Le Comité national olympique (CNO) ukrainien a annoncé mercredi avoir saisi le Tribunal arbitral du sport (TAS) pour contester la décision du Comité international olympique (CIO) de réintégrer progressivement les athlètes russes en vue des Jeux olympiques de 2028 à Los Angeles. Cette action en justice marque une escalade dans le conflit sportif qui oppose Kiev à Moscou depuis l'invasion de l'Ukraine en février 2022.
La décision du CIO contestée
Début juillet, le CIO a annoncé la levée de la suspension du Comité olympique russe et des restrictions imposées aux sportifs russes, leur permettant de prétendre à une qualification pour les prochains JO. Contrairement aux athlètes biélorusses, pleinement réintégrés dès mai, les Russes ne retrouveront pas immédiatement leur hymne et leur drapeau, et devront se soumettre à un contrôle antidopage renforcé. Cette décision intervient après une période de bannissement total, puis une réintégration conditionnelle à partir de mars 2023.

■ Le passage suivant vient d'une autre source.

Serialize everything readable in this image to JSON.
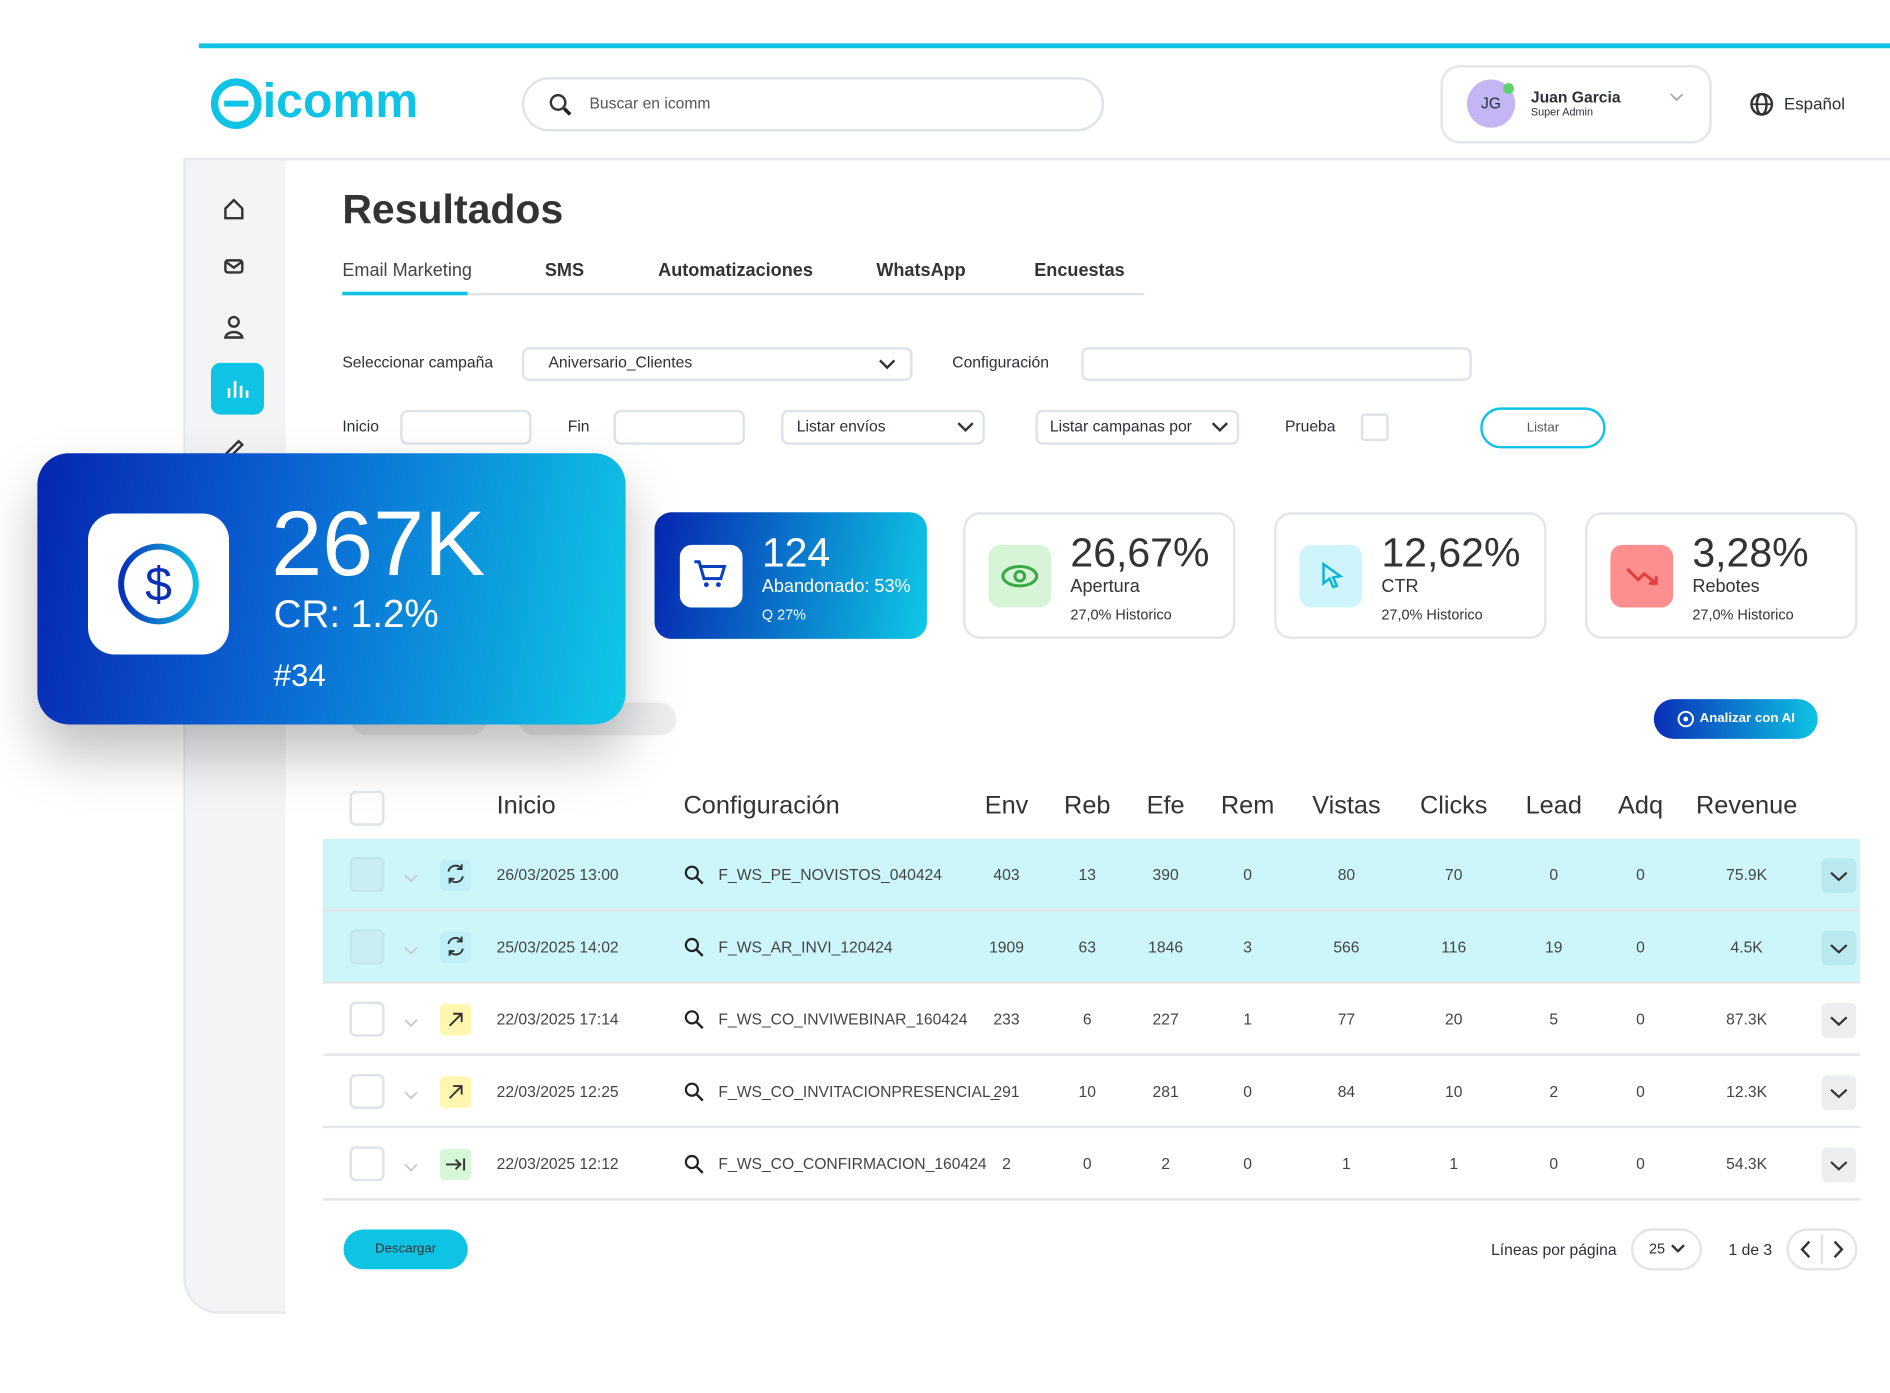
{
  "header": {
    "logo": "icomm",
    "search_placeholder": "Buscar en icomm",
    "user": {
      "initials": "JG",
      "name": "Juan Garcia",
      "role": "Super Admin"
    },
    "language": "Español"
  },
  "title": "Resultados",
  "tabs": [
    "Email Marketing",
    "SMS",
    "Automatizaciones",
    "WhatsApp",
    "Encuestas"
  ],
  "filters": {
    "campaign_label": "Seleccionar campaña",
    "campaign_value": "Aniversario_Clientes",
    "config_label": "Configuración",
    "start_label": "Inicio",
    "end_label": "Fin",
    "list_sends": "Listar envíos",
    "list_campaigns": "Listar campanas por",
    "test_label": "Prueba",
    "list_button": "Listar"
  },
  "highlight": {
    "value": "267K",
    "cr": "CR: 1.2%",
    "rank": "#34"
  },
  "stats": [
    {
      "value": "124",
      "label": "Abandonado: 53%",
      "sub": "Q 27%"
    },
    {
      "value": "26,67%",
      "label": "Apertura",
      "sub": "27,0% Historico"
    },
    {
      "value": "12,62%",
      "label": "CTR",
      "sub": "27,0% Historico"
    },
    {
      "value": "3,28%",
      "label": "Rebotes",
      "sub": "27,0% Historico"
    }
  ],
  "ai_button": "Analizar con AI",
  "table": {
    "columns": [
      "Inicio",
      "Configuración",
      "Env",
      "Reb",
      "Efe",
      "Rem",
      "Vistas",
      "Clicks",
      "Lead",
      "Adq",
      "Revenue"
    ],
    "rows": [
      [
        "26/03/2025 13:00",
        "F_WS_PE_NOVISTOS_040424",
        403,
        13,
        390,
        0,
        80,
        70,
        0,
        0,
        "75.9K"
      ],
      [
        "25/03/2025 14:02",
        "F_WS_AR_INVI_120424",
        1909,
        63,
        1846,
        3,
        566,
        116,
        19,
        0,
        "4.5K"
      ],
      [
        "22/03/2025 17:14",
        "F_WS_CO_INVIWEBINAR_160424",
        233,
        6,
        227,
        1,
        77,
        20,
        5,
        0,
        "87.3K"
      ],
      [
        "22/03/2025 12:25",
        "F_WS_CO_INVITACIONPRESENCIAL_",
        291,
        10,
        281,
        0,
        84,
        10,
        2,
        0,
        "12.3K"
      ],
      [
        "22/03/2025 12:12",
        "F_WS_CO_CONFIRMACION_160424",
        2,
        0,
        2,
        0,
        1,
        1,
        0,
        0,
        "54.3K"
      ]
    ]
  },
  "footer": {
    "download": "Descargar",
    "rows_per_page_label": "Líneas por página",
    "rows_per_page": "25",
    "page": "1 de 3"
  }
}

Les Ukrainiens estiment que cette mesure est « prématurée et sans vérification adéquate de la réalité de la cessation des violations qui avaient conduit à la suspension du Comité olympique de Russie ». Ils dénoncent également l'intégration au sein des structures russes d'organisations sportives issues des territoires ukrainiens occupés, ce qui constituerait une violation supplémentaire de l'éthique olympique.

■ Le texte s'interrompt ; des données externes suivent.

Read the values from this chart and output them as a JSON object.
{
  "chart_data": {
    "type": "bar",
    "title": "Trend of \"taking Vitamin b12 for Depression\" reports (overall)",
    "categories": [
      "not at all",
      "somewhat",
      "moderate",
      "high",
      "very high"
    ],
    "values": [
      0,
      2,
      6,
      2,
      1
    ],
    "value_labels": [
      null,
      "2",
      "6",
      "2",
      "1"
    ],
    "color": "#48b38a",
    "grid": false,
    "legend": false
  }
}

Les arguments de l'Ukraine
Dans un entretien accordé à l'AFP début juillet, le ministre ukrainien des Sports, Matviï Bidny, a qualifié la réintégration des athlètes russes de « particulièrement cynique ». Selon lui, « tant que les victoires sportives servent à légitimer l'agression et la propagande d'État, les athlètes russes ne devraient avoir aucune place sur la scène internationale ». Cette prise de position reflète la détermination de Kiev à maintenir la pression sur le mouvement olympique.
La Russie, grande nation sportive, est privée de ses couleurs olympiques depuis 2016, d'abord en raison d'un scandale de dopage d'État, puis à cause de l'invasion de l'Ukraine. Le CIO avait progressivement assoupli les restrictions à partir de 2023, mais la réintégration effective varie selon les disciplines sportives. Certaines fédérations internationales ont déjà accueilli des Russes sous bannière neutre, tandis que d'autres maintiennent l'exclusion.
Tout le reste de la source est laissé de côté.